The information below is added value to you should it also be asked:

             Assuming with the odds against us with luck alone, I will randomly select four
             balls of the nine for the first pan, another four for the second."
                If the heaviest ball was NOT in the eight selected, the scale will show the
                 pans are balanced.  Therefore it is possible the heaviest ball is found in the first
                 try making that the minimum number of possible tries.  However continue with
                 the discussion to show a complete through process and presumption that 'dumb
                 luck" may not be a valid assumption to have for the first effort.
            "If not balanced, I will discard the four in the higher of the two scale plans then
                remove two balls from the lower pan for placement in the other scale pan."
                By virtue of this weighing, we know the ball not weighed is not the heaviest.
                 This effort will determine which pan with two balls has the heaviest ball.
            "A final weighing is required to determine the ball in the heaviest pan."
                The lowest hanging pan contains the heaviest ball.
            "Your question was the minimal number of tries, as as stated that was one.  To
             show my total thought process .
           Many people, when asked this question, will provide the MAXIMUM number of
           attempts to find the heaviest ball because of the question wording.  While the
           question is not misleading, we automatically jump to an assumption all of the
           balls must be weighted to reach the MINIMUM number of weights.
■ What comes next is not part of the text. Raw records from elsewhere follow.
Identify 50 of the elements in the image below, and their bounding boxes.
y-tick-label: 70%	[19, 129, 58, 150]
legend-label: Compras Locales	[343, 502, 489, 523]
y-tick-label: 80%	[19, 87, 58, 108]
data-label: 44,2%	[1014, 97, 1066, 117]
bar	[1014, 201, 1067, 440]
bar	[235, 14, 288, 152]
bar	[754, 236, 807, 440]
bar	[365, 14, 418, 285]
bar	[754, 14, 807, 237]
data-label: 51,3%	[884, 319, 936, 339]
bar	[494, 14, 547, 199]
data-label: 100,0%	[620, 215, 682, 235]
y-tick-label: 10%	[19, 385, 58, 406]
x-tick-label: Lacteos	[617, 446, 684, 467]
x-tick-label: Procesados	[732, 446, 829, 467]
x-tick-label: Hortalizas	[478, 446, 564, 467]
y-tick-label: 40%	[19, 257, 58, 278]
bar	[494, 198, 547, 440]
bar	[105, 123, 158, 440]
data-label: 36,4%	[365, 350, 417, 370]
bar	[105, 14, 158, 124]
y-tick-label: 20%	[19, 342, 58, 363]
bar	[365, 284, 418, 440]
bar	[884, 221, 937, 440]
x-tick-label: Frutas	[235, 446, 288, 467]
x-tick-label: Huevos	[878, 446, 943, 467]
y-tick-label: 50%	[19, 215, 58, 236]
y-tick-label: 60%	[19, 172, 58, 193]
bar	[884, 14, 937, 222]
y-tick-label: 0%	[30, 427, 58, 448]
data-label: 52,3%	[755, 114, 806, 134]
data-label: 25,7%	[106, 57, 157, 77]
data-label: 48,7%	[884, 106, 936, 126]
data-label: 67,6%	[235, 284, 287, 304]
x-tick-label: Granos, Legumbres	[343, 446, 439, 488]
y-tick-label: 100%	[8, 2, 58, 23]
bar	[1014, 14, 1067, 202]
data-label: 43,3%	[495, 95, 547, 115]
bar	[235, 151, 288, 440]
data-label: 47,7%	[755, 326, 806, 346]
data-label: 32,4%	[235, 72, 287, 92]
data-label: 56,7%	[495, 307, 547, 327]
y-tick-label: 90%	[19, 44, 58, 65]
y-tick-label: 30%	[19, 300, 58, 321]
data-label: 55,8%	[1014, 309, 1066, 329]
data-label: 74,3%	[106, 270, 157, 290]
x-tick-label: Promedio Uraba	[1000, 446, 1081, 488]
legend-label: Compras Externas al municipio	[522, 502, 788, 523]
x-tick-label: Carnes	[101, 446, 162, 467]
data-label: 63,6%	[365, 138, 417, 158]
           This is a test not of your logical thinking or ability to provide a process but to
           listen to and think through the problem before answering.

    The secret to answering these questions is to:
       a)  reaffirm you heard the question correctly and have not left anyting out.
       b)  think about the problem before blerting out your first answer.
       c)  organize your answer to explain you through process just in case
            you're wrong!  Having the correct answer is ideal but having the
            thought process to solve the problem is nearly as important.